An intentional, or hard skip, is a person who purposefully avoids his just and owing debts. Further, he may well be incurring additional debt with the intent to avoid payment. (Some might call that fraud.) He has studied how skip tracers work, so he knows what we look for. FYI, the intentional skip often stays with friends. Like a nomad, he goes from house to house, apartment to apartment, never connecting utilities in his own name, or re-registering a car when he moves, or using a credit card.

Anyway, the ME guy had an interesting last name; so interesting that 42 other people had the same last name, in Manhattan alone! Now normally, a tracer could narrow that rather quickly. Here’s how. First, by using the DOB (date of birth), then the SSN, then the LKA (last known address). As well, we could use POE (place of employment), relatives, hobbies, and so on. None of this information was available, except for the year of birth. Come on now, do you know how many people are born in a given year? And yes, even with that same last name.
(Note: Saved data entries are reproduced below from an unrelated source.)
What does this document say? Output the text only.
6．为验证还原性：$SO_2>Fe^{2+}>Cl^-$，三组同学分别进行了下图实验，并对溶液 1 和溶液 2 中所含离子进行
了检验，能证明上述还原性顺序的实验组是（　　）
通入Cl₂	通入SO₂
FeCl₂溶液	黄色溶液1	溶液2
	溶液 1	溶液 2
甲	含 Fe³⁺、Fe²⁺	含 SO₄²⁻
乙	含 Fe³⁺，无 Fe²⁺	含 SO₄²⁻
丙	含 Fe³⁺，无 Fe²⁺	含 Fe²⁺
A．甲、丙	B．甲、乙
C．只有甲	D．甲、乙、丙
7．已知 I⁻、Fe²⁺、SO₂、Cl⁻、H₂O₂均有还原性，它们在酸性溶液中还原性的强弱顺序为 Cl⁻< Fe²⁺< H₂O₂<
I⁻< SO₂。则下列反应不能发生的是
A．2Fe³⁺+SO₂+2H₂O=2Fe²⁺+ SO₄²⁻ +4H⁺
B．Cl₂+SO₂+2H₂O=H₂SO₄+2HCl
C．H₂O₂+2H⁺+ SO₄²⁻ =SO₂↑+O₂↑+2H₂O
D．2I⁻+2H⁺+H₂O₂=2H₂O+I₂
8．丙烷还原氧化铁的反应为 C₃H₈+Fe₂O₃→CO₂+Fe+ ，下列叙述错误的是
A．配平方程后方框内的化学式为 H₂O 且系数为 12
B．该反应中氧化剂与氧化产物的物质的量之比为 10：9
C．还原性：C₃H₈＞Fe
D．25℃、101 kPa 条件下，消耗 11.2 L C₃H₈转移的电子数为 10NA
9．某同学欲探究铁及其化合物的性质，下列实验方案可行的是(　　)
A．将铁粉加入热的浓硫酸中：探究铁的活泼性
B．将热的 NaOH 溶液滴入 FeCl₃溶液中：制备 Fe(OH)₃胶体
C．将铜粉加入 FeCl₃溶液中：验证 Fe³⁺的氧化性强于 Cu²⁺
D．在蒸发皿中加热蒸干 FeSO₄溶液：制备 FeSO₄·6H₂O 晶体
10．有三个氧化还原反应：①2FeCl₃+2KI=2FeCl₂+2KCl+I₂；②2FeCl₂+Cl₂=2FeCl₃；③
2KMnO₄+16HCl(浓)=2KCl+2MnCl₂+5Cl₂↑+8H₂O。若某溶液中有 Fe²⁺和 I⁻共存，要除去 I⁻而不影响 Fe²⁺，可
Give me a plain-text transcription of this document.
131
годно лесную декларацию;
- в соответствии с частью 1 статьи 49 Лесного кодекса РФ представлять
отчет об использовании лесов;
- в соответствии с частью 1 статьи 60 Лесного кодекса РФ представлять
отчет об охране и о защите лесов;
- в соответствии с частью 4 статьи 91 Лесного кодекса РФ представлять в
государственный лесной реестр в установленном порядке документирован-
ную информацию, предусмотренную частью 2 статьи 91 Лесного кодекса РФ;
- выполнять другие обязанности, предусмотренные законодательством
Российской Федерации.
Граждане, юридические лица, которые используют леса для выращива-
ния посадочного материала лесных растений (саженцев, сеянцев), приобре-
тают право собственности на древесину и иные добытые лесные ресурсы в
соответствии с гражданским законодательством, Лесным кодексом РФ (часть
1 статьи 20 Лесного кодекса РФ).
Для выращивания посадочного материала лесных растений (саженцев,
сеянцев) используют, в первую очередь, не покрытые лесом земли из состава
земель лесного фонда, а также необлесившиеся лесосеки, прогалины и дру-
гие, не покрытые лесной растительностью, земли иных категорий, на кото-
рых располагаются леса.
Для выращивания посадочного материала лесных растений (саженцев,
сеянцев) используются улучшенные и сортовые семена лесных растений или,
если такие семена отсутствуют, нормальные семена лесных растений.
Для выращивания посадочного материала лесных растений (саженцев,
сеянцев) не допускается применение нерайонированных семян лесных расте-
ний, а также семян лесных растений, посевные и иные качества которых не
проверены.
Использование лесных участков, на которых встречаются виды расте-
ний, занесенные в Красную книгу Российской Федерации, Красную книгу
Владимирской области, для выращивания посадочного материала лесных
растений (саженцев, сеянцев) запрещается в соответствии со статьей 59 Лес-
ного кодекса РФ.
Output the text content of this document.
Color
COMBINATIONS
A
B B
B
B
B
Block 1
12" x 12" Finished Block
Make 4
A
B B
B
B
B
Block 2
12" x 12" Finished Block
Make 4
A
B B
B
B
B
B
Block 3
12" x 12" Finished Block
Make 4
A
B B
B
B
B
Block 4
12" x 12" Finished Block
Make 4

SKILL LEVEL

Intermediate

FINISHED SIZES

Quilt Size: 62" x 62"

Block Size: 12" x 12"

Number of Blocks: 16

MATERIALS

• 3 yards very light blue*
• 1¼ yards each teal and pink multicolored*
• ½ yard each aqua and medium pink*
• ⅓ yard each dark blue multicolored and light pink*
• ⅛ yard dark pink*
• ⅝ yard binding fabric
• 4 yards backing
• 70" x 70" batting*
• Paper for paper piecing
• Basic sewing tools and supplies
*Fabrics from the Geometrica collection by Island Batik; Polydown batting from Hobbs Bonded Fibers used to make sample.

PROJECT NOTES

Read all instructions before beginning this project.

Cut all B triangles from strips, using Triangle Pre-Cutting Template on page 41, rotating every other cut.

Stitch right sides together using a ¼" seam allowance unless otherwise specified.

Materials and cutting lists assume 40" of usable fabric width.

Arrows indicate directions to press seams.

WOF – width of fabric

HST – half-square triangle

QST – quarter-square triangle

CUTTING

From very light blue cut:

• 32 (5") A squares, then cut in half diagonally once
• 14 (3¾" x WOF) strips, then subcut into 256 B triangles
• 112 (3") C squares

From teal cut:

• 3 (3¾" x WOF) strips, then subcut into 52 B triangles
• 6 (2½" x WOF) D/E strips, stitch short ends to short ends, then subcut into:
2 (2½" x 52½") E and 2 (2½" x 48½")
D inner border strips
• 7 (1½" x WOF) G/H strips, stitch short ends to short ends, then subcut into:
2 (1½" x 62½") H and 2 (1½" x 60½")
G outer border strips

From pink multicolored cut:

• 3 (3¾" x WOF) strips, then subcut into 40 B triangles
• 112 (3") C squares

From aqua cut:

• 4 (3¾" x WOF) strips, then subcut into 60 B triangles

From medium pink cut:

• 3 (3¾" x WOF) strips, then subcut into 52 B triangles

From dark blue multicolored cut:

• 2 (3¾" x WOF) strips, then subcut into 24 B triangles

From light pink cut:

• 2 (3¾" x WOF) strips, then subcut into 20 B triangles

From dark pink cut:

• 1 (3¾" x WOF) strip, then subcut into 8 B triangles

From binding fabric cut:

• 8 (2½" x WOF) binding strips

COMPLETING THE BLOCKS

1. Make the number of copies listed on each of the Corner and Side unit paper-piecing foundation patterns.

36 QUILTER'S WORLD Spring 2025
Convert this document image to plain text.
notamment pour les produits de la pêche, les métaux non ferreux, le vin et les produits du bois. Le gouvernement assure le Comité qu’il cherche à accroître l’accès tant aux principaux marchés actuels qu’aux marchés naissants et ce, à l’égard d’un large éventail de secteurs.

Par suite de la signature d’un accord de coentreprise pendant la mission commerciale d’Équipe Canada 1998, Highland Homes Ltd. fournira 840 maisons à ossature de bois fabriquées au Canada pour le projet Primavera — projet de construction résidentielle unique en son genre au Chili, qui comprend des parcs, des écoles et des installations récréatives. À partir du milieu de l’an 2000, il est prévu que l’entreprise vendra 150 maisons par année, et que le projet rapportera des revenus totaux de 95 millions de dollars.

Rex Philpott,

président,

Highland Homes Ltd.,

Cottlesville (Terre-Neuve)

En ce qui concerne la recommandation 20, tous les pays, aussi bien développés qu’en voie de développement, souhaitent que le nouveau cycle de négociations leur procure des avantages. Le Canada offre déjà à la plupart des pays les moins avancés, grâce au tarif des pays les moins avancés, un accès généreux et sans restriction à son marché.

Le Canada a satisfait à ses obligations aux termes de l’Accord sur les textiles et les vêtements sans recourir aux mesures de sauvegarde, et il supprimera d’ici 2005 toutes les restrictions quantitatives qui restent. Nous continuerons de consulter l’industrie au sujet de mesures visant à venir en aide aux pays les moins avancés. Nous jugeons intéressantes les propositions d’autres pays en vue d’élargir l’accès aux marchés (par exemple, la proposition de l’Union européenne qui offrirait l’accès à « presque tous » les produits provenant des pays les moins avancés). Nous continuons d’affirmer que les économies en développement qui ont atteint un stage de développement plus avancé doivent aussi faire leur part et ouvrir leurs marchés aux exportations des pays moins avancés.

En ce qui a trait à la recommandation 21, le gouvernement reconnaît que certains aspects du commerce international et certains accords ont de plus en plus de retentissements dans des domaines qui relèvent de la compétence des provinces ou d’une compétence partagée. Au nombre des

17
No, we did not find him.

Maybe if he had been a Facebook fan…. Here’s more on using FB. I will focus on FB pictures. Composition is an essential element of photography. A good photographer shooting people places them in context with their surroundings. In fact, even a non-professional photographer usually places his friends, family, classmates, et al in front of or next to some place or object that is readily identifiable. You can see where this is going: right to her front door.

By the way, if you want more info from a professional photographer, here you go: Michelle at http://photographybyexposure.wordpress.com.

Another source would be – Ta Dah! a skiptracer. I use most of the sources mentioned above (except attorneys and slot machine websites), just for starters. It’s a series of rule-outs, just like your doctor does, when you have a bellyache. I also use websites specialized for investigative research, special databases, reverse cell numbers, other skiptracers, and so on. Most importantly, I report an address only when I have been able to verify that the party is actually staying there (notice I did not say she lives there), which means either (1) I have spoken with the skip or (2) multiple sources, previously reliable, have validated the skip’s location.